Federal Circuit clarifies rules on specimens

United States of America
In In re Sones (Case 09-1140, December 23 2009), the US Court of Appeal for the Federal Circuit has held that the US Patent and Trademark Office (USPTO) had improperly rejected a specimen of use and had used an incorrect legal standard for evaluating the acceptability of an internet specimen of use. 
 
Michael Sones filed an intent-to-use application for the registration of the mark ONE NATION UNDER GOD for “charity bracelets”. The USPTO approved the application for publication and subsequently issued a notice of allowance. Within six months of the notice of allowance, Sones submitted a statement of use which included a specimen of use of the mark. The specimen consisted of two pages from a website offering products for sale under the mark ONE NATION UNDER GOD. The products for sale under the mark were described, but no photograph of the goods was shown. 
 
The USPTO rejected the specimen on the grounds that it “[did] not show a picture of the goods in close proximity of the mark”. As support for the rejection, the USPTO cited Section 904.03(h) of the Trademark Manual of Examining Procedure (TMEP), which states that a web catalogue or webpage must contain a picture of the relevant goods. The Trademark Trial and Appeal Board affirmed the refusal of the specimen. 
 
In reversing the USPTO, the Federal Circuit held that the USPTO had mistakenly required that a website specimen have a picture of the goods to be accepted. The Federal Circuit highlighted the rationale for requiring specimens of use - namely, to ensure that an applicant uses the applied for mark in commerce. As the Federal Circuit stated, this requirement is satisfied if the specimen shows use of the mark as used on, or in connection with, the goods. 
 
The Federal Circuit found that Section 904.03(h) of the TMEP was promulgated based on a misunderstanding of Lands’ End Inc v Manbeck, a 1992 district court case which addressed a specimen of use from a mail order catalogue. The USPTO based its requirements for pictures for website specimens on the holding in Lands’ End. While the specimen found acceptable in Lands’ End did include a photograph of the products, the Federal Circuit stated that the picture was not the sole reason why the specimen was accepted. Rather, the crucial factor in Lands’ End was the prominent use of the mark at a point of sale location. Thus, contrary to the USPTO’s understanding of Lands’ End, a photograph is not mandatory for specimens from website catalogues. The Federal circuit noted that while the TMEP is instructive, it is not established law.        
 
For good measure, the Federal Circuit examined the TMEP for specimen requirements for brick and mortar stores, and found that there is no rule that specimens of use for brick and mortar stores must have a photograph. Instead, the test is whether the specimen describes the goods in sufficient detail in relation to the mark.
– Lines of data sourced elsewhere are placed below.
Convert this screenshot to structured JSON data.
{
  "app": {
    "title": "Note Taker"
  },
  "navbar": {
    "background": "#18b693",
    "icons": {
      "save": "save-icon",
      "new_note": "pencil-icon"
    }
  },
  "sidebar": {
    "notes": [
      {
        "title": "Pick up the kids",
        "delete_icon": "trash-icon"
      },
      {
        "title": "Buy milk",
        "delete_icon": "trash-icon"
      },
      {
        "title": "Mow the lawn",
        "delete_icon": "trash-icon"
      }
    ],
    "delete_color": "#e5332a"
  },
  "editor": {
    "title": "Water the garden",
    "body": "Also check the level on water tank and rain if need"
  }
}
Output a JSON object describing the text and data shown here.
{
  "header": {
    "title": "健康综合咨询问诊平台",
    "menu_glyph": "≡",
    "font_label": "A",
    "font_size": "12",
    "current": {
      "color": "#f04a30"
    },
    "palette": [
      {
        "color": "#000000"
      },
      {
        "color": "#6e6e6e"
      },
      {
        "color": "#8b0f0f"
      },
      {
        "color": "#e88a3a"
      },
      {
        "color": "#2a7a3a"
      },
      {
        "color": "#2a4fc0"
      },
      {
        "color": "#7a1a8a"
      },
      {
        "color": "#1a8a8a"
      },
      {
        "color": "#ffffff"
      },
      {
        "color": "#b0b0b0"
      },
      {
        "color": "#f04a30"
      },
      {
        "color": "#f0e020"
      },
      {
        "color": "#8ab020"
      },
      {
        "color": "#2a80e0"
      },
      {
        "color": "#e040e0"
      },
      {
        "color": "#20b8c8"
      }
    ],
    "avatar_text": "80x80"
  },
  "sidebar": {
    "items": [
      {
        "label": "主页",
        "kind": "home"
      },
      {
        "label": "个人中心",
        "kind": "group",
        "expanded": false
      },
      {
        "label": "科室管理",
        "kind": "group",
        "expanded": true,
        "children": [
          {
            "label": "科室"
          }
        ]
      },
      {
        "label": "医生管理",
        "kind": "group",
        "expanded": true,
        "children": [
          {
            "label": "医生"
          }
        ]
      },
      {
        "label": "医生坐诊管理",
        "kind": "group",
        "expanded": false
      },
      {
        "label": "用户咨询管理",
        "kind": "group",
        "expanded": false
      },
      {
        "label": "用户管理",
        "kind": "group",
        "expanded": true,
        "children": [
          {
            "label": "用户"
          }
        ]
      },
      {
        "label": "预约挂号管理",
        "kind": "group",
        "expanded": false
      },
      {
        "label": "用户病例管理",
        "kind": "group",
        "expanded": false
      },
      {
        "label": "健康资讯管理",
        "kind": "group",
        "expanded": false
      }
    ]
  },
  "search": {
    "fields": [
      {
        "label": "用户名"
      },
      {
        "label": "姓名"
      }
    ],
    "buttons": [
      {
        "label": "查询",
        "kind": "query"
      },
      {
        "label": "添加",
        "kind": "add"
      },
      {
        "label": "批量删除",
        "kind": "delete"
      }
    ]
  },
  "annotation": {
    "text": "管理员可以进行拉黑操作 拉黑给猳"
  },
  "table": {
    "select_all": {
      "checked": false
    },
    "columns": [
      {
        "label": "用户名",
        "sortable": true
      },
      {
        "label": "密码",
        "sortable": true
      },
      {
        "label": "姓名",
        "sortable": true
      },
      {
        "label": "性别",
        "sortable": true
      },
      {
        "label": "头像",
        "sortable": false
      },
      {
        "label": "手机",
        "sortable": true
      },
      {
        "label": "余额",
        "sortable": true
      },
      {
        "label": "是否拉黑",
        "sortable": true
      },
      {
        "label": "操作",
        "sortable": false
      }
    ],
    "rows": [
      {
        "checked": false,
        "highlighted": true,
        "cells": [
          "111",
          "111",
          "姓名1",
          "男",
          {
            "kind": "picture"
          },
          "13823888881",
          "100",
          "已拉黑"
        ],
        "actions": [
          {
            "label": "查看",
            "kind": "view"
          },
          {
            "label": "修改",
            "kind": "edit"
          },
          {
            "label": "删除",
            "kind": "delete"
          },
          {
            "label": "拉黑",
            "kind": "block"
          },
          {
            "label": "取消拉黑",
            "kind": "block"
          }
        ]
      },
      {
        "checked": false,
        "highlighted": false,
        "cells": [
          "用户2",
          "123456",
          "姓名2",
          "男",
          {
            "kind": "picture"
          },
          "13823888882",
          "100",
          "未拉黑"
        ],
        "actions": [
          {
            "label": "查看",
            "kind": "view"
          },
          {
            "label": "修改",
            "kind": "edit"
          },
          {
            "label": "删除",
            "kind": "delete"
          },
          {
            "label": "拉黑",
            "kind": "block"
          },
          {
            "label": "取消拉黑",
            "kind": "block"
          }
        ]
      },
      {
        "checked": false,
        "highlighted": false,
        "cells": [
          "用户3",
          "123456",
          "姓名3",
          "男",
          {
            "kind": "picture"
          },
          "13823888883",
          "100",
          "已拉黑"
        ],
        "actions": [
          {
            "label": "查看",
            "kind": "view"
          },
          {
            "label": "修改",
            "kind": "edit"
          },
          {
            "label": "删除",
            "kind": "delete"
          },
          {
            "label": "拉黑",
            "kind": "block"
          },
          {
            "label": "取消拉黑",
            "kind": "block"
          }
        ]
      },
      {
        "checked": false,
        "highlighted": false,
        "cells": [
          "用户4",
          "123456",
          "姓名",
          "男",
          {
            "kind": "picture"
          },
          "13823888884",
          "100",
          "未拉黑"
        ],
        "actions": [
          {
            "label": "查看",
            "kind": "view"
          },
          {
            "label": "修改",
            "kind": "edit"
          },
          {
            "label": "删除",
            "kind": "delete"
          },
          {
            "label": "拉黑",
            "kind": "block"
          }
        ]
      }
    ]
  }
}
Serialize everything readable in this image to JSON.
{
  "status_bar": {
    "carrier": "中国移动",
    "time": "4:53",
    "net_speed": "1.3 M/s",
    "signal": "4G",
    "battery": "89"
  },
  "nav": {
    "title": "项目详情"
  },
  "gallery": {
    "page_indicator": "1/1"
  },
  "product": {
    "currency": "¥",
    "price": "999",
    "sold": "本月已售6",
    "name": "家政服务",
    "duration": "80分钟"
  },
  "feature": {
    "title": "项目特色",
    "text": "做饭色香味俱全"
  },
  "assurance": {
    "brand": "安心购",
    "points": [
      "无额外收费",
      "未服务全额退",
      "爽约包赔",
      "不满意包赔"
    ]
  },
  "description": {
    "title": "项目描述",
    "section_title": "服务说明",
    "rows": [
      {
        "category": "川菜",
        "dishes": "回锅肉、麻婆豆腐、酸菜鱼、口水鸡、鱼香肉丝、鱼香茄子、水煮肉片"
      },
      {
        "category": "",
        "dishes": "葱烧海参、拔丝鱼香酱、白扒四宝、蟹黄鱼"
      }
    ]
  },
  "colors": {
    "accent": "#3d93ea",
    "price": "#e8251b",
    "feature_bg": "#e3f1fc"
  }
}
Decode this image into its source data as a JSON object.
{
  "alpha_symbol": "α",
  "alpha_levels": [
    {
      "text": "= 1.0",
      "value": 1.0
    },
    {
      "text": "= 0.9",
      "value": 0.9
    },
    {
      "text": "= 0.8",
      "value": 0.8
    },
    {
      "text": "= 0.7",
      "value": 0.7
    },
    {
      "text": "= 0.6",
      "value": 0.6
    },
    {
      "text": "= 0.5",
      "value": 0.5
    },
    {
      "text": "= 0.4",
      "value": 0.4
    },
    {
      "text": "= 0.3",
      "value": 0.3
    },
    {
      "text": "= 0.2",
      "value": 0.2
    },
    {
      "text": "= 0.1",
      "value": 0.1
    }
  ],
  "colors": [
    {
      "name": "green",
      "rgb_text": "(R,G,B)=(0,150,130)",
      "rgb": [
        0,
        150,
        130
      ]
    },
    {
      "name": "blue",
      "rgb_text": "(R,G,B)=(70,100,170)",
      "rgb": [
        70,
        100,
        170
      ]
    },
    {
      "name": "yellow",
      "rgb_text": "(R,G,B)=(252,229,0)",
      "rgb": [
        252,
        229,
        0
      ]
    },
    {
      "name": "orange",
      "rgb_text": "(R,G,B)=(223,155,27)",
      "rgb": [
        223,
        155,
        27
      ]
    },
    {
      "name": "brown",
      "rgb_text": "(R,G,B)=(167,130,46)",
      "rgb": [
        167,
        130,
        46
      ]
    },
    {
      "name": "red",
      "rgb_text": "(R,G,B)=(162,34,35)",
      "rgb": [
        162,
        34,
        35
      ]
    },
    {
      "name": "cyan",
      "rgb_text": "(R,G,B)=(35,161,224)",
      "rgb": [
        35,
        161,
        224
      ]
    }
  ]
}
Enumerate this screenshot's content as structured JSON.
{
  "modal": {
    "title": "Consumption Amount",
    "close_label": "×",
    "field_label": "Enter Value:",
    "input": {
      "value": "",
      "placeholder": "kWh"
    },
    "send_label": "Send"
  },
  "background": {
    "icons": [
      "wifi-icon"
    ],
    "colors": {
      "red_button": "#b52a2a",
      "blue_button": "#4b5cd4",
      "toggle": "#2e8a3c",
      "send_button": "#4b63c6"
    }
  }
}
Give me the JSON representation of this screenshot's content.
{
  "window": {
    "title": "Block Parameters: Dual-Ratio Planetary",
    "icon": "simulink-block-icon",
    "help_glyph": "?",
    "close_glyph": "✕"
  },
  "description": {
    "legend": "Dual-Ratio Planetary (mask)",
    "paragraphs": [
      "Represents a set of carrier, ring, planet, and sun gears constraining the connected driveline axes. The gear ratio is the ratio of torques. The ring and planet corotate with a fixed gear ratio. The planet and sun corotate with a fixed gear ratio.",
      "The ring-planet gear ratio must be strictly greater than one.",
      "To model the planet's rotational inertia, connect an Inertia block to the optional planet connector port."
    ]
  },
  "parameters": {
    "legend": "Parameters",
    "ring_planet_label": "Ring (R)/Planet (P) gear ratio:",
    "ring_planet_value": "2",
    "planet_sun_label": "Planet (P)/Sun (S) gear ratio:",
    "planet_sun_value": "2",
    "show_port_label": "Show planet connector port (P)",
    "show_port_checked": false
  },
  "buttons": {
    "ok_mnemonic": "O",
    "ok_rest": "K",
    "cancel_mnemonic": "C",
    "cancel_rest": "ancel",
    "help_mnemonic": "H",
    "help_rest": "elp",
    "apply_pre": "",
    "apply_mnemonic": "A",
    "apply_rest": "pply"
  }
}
According to the Federal Circuit, since ordering from a website is the equivalent of picking up a box in a store, and boxes do not need a photograph to serve as a specimen, neither should websites. The Federal Circuit pointed out that a photograph may be a consideration to determine whether a specimen is acceptable, but it is not a requirement. 
 
Therefore, in view of In re Sones, a picture is not a mandatory requirement for a website-based specimen of use. The test is simply whether the specimen in some way evinces that the mark is associated with the goods as an indicator of source.